As redes sociais também têm importante papel de disseminação de informação, principalmente, quando ela é utilizada para expôr o contraditório ao senso, até então, comum. Como por exemplo, expôr os malefícios ou retrocessos que podem afetar as conquistas existentes, quando da tramitação de um projeto de lei "pretensamente" benéfico aos animais.

Não se pode evocar que representa ofensa pessoal, um juízo crítico em relação a comportamentos ou atuações individuais, desempenhados na esfera pública e de interesse coletivo, pelo simples fato de que cidadãos que se dedicam à política e à vida pública, estão sujeitos a ter seus atos analisados e criticados. Em outras palavras, jogue o jogo.

No âmbito político, é o interesse social que legitima o direito de criticar, se a crítica se refere a um “ato x”, é preciso que esse “ato x” tenha existência.  Neste caso, a crítica não ataca a pessoa natural e seus atributos, mas sim a sua atuação política.

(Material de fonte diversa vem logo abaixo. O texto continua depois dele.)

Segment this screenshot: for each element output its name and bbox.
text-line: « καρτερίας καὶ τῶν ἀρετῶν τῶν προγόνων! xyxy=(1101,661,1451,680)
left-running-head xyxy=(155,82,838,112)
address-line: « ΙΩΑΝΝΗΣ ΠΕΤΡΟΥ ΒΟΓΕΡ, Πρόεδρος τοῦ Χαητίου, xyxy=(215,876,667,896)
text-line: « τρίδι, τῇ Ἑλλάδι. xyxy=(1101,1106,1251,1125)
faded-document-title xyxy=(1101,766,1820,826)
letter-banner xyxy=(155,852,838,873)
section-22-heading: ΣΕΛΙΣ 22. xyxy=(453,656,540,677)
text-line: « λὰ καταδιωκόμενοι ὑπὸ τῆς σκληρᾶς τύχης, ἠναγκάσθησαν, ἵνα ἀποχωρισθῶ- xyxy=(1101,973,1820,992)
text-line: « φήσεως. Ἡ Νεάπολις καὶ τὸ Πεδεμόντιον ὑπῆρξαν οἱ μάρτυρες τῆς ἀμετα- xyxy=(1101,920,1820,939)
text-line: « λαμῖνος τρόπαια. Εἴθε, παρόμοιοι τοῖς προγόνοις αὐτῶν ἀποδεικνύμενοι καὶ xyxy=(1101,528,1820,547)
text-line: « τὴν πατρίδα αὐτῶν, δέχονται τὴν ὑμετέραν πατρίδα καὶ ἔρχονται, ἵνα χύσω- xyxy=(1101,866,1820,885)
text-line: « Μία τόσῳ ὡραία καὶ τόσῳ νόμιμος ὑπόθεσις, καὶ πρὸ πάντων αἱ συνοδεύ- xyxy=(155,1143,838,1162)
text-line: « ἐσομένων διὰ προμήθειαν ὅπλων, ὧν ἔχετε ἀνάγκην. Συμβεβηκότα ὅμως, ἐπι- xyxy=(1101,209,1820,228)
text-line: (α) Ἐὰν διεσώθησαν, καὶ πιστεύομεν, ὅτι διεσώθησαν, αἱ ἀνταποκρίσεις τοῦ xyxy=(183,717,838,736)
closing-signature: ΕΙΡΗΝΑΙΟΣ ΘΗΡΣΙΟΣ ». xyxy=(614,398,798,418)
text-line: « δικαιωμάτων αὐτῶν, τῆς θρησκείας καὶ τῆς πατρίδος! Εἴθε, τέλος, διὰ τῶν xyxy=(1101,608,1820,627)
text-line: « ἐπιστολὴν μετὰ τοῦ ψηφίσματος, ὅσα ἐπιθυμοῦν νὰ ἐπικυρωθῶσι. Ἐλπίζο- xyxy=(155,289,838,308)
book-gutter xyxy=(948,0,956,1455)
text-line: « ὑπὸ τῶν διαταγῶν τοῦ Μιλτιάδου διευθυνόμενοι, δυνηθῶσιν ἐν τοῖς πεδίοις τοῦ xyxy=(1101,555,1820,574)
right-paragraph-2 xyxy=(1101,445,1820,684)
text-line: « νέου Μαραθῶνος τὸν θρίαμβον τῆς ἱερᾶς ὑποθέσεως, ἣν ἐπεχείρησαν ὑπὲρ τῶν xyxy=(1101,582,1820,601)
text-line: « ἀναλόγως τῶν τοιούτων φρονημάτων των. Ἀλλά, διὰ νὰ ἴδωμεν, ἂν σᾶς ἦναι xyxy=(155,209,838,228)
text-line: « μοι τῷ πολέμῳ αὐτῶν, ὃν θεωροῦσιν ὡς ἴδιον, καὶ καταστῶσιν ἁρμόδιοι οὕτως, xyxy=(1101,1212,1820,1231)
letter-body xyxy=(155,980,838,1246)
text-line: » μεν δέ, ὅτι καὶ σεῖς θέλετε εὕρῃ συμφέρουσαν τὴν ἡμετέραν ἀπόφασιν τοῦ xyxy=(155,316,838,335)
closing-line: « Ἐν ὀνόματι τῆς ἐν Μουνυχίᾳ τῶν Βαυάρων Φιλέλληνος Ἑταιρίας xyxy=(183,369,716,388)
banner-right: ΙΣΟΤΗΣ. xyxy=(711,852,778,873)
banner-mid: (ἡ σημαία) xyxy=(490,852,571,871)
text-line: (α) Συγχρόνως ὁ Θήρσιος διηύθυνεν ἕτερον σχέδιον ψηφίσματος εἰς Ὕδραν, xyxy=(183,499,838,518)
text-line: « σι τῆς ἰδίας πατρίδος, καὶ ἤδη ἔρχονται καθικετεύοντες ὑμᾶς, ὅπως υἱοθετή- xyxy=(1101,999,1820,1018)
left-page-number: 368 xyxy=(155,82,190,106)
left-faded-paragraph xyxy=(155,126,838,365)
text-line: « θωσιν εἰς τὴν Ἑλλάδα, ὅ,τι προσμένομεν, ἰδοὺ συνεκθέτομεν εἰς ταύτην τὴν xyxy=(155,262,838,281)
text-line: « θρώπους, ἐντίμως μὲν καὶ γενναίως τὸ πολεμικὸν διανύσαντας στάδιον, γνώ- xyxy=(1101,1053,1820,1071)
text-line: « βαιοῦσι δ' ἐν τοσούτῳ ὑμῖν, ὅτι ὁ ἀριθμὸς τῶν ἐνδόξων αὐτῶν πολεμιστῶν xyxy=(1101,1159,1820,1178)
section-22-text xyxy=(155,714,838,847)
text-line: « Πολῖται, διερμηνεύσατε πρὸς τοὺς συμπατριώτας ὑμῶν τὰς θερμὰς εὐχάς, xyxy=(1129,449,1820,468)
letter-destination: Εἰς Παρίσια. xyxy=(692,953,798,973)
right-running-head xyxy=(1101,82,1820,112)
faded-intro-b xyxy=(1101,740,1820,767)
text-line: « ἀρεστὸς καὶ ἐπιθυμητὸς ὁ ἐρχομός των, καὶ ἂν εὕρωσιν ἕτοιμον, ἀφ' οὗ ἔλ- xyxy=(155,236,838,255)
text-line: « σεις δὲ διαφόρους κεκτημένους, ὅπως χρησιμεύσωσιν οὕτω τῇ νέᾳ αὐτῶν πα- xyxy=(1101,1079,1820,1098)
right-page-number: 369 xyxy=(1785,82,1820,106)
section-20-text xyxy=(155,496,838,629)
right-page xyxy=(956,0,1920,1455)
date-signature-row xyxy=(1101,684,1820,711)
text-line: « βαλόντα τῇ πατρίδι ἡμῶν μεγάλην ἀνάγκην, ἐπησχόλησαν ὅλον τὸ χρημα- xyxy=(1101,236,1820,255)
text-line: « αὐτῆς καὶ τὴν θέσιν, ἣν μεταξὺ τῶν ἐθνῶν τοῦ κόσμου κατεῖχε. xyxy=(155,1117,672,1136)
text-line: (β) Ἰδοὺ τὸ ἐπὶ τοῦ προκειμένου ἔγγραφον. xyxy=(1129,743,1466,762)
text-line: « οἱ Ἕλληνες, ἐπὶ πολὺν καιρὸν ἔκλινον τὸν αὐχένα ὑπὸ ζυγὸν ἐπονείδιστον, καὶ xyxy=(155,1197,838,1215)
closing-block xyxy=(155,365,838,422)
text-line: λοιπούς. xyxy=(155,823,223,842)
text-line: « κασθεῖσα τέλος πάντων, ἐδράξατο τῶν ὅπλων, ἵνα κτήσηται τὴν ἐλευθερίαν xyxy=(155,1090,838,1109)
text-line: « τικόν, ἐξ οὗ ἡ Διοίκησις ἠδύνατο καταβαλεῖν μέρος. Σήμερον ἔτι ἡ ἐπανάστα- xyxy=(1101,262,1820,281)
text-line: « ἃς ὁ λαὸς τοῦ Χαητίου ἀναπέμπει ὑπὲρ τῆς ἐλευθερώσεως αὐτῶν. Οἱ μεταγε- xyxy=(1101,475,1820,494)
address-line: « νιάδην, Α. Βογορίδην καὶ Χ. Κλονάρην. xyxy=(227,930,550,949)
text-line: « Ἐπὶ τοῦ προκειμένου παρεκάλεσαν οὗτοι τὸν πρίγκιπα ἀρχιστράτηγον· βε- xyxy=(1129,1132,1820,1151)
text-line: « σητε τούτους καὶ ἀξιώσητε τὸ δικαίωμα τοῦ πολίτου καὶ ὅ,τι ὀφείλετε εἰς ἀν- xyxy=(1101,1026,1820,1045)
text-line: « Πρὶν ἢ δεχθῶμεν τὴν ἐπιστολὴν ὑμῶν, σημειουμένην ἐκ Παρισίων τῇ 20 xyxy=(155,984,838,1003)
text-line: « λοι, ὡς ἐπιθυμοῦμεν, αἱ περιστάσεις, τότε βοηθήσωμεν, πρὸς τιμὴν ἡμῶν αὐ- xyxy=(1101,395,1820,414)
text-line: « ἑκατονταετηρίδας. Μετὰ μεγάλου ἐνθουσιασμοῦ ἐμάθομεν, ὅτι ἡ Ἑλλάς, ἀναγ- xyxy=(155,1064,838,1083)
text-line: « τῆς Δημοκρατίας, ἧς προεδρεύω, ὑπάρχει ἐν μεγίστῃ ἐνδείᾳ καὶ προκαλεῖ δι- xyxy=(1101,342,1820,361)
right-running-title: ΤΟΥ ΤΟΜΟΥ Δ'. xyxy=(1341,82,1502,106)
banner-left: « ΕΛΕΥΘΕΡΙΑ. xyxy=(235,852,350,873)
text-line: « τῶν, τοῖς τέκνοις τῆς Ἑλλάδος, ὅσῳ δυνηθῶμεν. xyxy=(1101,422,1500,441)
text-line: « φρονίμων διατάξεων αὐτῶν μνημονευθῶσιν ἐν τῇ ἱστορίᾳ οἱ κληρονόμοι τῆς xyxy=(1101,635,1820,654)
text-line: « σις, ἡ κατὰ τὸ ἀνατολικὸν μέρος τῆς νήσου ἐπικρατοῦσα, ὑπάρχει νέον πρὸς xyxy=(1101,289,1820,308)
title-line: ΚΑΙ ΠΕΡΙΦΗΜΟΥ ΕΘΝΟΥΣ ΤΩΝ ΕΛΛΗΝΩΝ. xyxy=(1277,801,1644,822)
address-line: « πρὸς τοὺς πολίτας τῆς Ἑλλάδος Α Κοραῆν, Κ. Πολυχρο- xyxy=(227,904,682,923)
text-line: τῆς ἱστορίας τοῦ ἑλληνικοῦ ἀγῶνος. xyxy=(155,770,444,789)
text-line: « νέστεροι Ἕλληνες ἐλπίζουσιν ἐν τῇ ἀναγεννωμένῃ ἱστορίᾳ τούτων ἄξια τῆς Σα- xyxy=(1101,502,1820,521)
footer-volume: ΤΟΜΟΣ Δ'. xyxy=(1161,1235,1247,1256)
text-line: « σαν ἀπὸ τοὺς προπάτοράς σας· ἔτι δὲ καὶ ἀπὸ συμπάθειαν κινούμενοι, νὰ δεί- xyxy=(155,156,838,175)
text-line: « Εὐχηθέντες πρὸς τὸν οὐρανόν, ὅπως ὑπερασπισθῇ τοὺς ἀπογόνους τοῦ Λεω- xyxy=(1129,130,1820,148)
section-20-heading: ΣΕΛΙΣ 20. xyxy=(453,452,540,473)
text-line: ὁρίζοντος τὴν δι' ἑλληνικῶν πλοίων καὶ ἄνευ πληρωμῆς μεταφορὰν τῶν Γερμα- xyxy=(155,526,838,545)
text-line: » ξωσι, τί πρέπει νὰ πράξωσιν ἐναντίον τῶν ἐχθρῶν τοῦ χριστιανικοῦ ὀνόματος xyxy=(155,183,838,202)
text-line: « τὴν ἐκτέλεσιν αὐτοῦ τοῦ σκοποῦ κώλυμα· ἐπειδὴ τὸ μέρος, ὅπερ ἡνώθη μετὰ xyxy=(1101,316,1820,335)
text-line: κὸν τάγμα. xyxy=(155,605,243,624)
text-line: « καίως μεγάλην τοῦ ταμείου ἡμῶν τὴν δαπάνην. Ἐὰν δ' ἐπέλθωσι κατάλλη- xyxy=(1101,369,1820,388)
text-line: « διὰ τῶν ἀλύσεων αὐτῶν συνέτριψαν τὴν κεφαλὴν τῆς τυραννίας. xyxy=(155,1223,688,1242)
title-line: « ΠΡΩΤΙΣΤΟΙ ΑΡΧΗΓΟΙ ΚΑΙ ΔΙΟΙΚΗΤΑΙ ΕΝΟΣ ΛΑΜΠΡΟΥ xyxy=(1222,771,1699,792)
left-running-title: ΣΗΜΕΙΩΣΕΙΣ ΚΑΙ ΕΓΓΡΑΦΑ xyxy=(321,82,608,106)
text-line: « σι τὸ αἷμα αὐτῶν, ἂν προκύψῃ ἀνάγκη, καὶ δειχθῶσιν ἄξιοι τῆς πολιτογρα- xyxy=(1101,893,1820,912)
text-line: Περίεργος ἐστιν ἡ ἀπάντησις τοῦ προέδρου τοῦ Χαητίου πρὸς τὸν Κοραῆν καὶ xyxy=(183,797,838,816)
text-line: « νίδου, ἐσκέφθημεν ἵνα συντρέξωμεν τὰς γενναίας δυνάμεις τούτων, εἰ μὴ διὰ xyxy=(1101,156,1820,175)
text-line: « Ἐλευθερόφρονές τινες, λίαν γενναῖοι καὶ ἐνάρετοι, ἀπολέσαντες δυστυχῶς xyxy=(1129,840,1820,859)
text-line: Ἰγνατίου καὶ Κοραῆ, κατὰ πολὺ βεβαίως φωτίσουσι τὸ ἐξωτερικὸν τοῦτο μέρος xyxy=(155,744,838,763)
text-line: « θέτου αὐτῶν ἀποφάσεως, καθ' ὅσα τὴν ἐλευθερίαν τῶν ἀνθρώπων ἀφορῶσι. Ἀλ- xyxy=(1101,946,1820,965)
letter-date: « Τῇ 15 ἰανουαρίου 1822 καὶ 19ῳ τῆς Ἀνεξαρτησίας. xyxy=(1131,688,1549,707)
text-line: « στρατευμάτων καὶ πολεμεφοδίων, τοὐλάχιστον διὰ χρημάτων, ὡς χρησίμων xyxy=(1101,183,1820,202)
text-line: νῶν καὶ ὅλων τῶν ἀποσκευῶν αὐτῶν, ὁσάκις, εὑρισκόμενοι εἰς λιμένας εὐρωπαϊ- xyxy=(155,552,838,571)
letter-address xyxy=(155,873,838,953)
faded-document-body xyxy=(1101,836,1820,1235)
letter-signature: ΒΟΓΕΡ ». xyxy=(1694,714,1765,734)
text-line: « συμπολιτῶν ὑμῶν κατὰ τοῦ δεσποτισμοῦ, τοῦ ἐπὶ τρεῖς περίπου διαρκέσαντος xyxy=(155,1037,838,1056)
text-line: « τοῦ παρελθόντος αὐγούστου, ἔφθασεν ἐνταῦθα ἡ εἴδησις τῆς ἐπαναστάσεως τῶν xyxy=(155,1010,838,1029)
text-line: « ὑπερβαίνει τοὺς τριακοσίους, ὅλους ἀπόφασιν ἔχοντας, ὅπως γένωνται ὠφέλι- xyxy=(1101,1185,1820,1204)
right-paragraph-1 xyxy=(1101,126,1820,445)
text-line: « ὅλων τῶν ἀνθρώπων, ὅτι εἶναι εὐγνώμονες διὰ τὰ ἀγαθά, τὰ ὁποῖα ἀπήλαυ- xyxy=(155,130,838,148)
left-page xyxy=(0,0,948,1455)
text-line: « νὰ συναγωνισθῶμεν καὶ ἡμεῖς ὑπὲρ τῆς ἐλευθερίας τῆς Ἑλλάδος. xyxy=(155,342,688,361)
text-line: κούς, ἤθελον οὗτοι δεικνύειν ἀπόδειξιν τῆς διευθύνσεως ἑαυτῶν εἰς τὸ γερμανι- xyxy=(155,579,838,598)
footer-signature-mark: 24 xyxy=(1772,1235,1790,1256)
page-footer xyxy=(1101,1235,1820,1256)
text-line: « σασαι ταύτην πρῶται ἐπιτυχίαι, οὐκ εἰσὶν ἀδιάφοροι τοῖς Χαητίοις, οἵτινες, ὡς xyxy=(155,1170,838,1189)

Portanto, como ativista e coordenadora de um movimento nacional que defende os direitos dos animais, eu tenho o direito de informar, tanto aos meus seguidores, quanto aos envolvidos no mesmo movimento social, tudo o que considero importante e que possa trazer efeitos positivos ou negativos aos nossos interesses comuns. Essa é uma prerrogativa essencial e basilar do regime democrático de direito, não podendo o Poder Judiciário ser utilizado como instrumento de tentativa restrição a essa importantíssima franquia individual. Por outro lado, uma das particularidades da redes sociais é a de qualquer pessoa pode reproduzir ou compartilhar postagens críticas, que foram escritas sem ofender moralmente os agentes criticados, tecendo, no compartilhamento, suas próprias impressões que podem ser ou não ofensivas, sendo que estas, em caso concreto de ofensa moral, podem ser responsabilizadas por este conteúdo.

Acredito que figuras públicas não deveriam se utilizar de processos judiciais como forma de tentar ameaçar, intimidar, cercear ou constranger quem o critica, forçando-os a gastar seus poucos recursos com advogados, uma vez que possuem o conhecimento que o defensor gasta quase a totalidade de seus recursos financeiros com os animais. Figuras públicas devem exercer suas atividades, no âmbito para o qual foram eleitas, com mais excelência e menos mi mi mi. Evitando, somente desta forma, a crítica sobre suas ações.

Esse é o entendimento do juiz FERNANDO DE CASTRO MESQUITA, no julgamento do REP 148407 GO

“Cumpre salientar que, em consonância com a teoria da proteção débil do homem público, quem pretende candidatar-se a cargo público deve receber com mais naturalidade e com menos sensibilidade as críticas próprias do embate político.”

Vale ressaltar que aquele que ocupa cargo político, é pessoa pública, sendo portanto inerente ao seu status, decorrente da função que ocupa, ser criticado, observado e cobrado pela sociedade. Se todos os políticos que são criticados, resolvessem processar quem os critica, o judiciário entraria em colapso.

Desta forma, decidiu a juíza Marília de Ávila e Silva Sampaio, no julgamento do processo  0716559-49.2015.8.07.0016, do TJDF, movido por um deputado federal contra um cidadão que o criticou no Facebook.

"Permitir que qualquer evento que traga desgosto seja capaz de atrair reparação de cunho moral é banalizar o instituto e fomentar a indústria da indenização moral."